What's wrong with the good old reliable two's complement method?
I tried to look at the Wikipedia's article regarding the topic, but all it says is: "the usual representation for signed values, would make comparison harder."
Answer
The IEEE 754 encodings have a convenient property that an order comparison can be performed between two positive non-NaN numbers by simply comparing the corresponding bit strings lexicographically, or equivalently, by interpreting those bit strings as unsigned integers and comparing those integers. This works across the entire floating-point range from +0.0 to +Infinity (and then it's a simple matter to extend the comparison to take sign into account). Thus for example in IEEE 754 binary 64 format, 1.1 is encoded as the bit string (msb first)

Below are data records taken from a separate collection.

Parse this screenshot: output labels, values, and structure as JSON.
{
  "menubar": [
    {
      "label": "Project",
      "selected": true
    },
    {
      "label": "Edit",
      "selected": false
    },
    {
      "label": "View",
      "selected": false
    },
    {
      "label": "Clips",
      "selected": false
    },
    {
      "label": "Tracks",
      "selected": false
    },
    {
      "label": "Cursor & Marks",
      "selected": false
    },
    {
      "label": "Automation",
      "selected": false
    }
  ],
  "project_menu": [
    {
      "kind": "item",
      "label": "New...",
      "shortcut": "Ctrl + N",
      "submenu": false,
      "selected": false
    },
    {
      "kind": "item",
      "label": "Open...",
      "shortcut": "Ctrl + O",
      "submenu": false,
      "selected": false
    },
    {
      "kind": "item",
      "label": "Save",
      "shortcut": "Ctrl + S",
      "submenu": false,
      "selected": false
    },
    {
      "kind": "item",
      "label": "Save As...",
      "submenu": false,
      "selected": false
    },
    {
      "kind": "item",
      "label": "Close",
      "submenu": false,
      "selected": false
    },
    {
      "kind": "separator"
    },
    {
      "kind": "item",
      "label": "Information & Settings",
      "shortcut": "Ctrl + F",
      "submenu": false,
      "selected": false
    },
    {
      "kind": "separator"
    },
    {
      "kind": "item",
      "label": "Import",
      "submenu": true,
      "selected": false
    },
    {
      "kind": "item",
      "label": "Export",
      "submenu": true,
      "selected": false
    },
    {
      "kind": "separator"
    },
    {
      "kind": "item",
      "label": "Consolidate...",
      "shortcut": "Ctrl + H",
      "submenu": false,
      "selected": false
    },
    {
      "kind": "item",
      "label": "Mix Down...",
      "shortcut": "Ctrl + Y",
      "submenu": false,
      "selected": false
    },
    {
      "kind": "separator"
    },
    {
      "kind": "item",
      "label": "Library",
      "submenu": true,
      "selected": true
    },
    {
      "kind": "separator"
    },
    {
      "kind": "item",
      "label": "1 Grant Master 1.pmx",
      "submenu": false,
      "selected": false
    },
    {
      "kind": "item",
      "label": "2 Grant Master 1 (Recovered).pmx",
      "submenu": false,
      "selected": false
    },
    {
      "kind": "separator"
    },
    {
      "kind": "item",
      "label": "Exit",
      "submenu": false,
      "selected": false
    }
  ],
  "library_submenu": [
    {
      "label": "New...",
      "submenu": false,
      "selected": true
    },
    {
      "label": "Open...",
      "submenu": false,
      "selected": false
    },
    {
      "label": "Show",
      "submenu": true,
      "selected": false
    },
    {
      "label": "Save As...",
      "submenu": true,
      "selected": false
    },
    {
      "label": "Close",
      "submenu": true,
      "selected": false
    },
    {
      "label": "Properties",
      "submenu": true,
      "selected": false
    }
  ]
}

0011111111110001100110011001100110011001100110011001100110011010
while 0.01 is encoded as the bit string
0011111110000100011110101110000101000111101011100001010001111011
which occurs lexicographically before the bit string for 1.1.
For this to work, numbers with smaller exponents need to compare before numbers with larger exponents. A biased exponent makes that work, while an exponent represented in two's complement would make the comparison more involved. I believe this is what the Wikipedia comment applies to.
Another observation is that with the chosen encoding, the floating-point number +0.0 is encoded as a bit string consisting entirely of zeros.